Milei resistió hasta el final. Fiel a su estilo, interpretó el episodio como una “opereta kirchnerista” y sostuvo la inocencia de su candidato. Lo dijo públicamente y lo repitió en privado, incluso en la conversación que mantuvo el viernes pasado con Mauricio Macri en Olivos. En ese encuentro, según fuentes del PRO, se evocó el antecedente de Fernando Niembro en 2015: otro aspirante que, acorralado por denuncias de corrupción, terminó abandonando la carrera. La historia, inevitablemente, se repetía. Pero el contexto era distinto: en el universo libertario, donde el capital simbólico de la “diferencia moral” es parte esencial del relato, el costo de sostener a un candidato bajo sospecha resultaba intolerable.

La comunicación de Espert fue errática desde el principio. Primero grabó un video ambiguo, donde no negó ni aclaró. Luego se quebró en radio, insultó a Juan Grabois —el denunciante— y multiplicó las dudas. En Balcarce 50 entendieron que la crisis había perdido control. Guillermo Francos, el jefe de Gabinete, fue el primero en ponerlo en palabras: “Faltó claridad, y eso generó sospechas”. Lo que siguió fue un fin de semana de presiones, reuniones y llamados. El domingo, Espert comunicó su decisión. El Presidente la aceptó y, en su estilo característico, transformó el daño en épica: “Demostró que no somos lo mismo”, dijo Milei, intentando convertir una renuncia forzada en un gesto heroico.

La crisis tuvo efectos colaterales. En la mesa chica del poder se reavivaron las tensiones entre los libertarios “puros” y los aliados del PRO. El nombre de Diego Santilli, que el Gobierno propone para reemplazar a Espert, desató un debate jurídico y político: la ley de paridad de género permitiría ese enroque, aunque la jurisprudencia sugiere lo contrario. La posibilidad de que Karen Reichardt encabece la lista —si la Justicia no convalida el cambio— añade un componente de incertidumbre a una campaña ya debilitada. En paralelo, el costo logístico de reimprimir boletas con nuevos nombres amenaza con convertirse en otro foco de conflicto.

El episodio, más allá de su desenlace, deja una enseñanza incómoda para el oficialismo. El discurso de “la libertad” y la ruptura con el pasado se enfrenta, cada vez más, con las limitaciones de la política real.
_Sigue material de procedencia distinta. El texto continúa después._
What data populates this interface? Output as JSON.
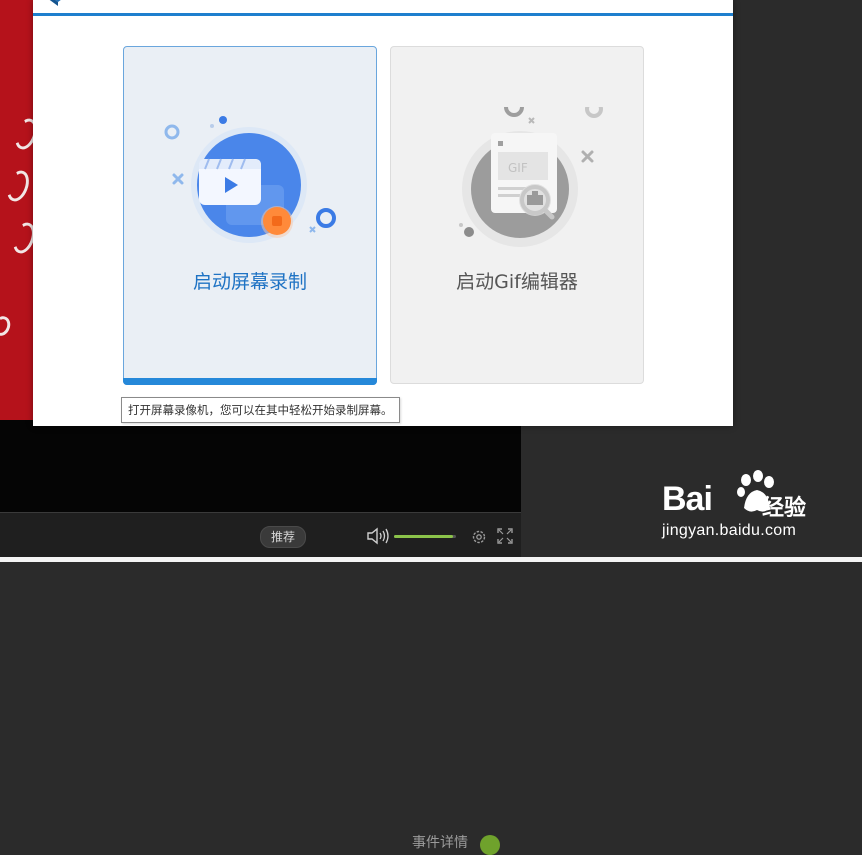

La “casta”, tan denostada, vuelve a aparecer disfrazada de improvisación. En apenas diez meses, Milei pasó de desafiar al sistema a gestionar sus consecuencias. Y en esa transición, la figura de Espert —que alguna vez fue símbolo del liberalismo doctrinario— termina convertida en víctima de la maquinaria que ayudó a crear.

En términos electorales, la renuncia ofrece un alivio momentáneo. Pero también marca un punto de inflexión: expone el costo de la falta de institucionalidad dentro de La Libertad Avanza y la dependencia absoluta del liderazgo de Milei. Lo que ayer fue celebrado como autenticidad hoy se revela como desorden. Y lo que se presentó como transparencia, como la incapacidad de administrar una crisis con solvencia política.

El caso Espert no solo es una historia de caída personal. Es una advertencia sobre los límites del experimento libertario y sobre la dificultad de gobernar cuando se desprecia la política pero se depende de ella. Milei, que construyó su poder sobre la base del enfrentamiento con el sistema, enfrenta por primera vez una amenaza interna que no puede resolver con gritos ni con consignas. La pregunta que queda abierta es si este episodio marcará un aprendizaje o el inicio del desgaste prematuro de su proyecto.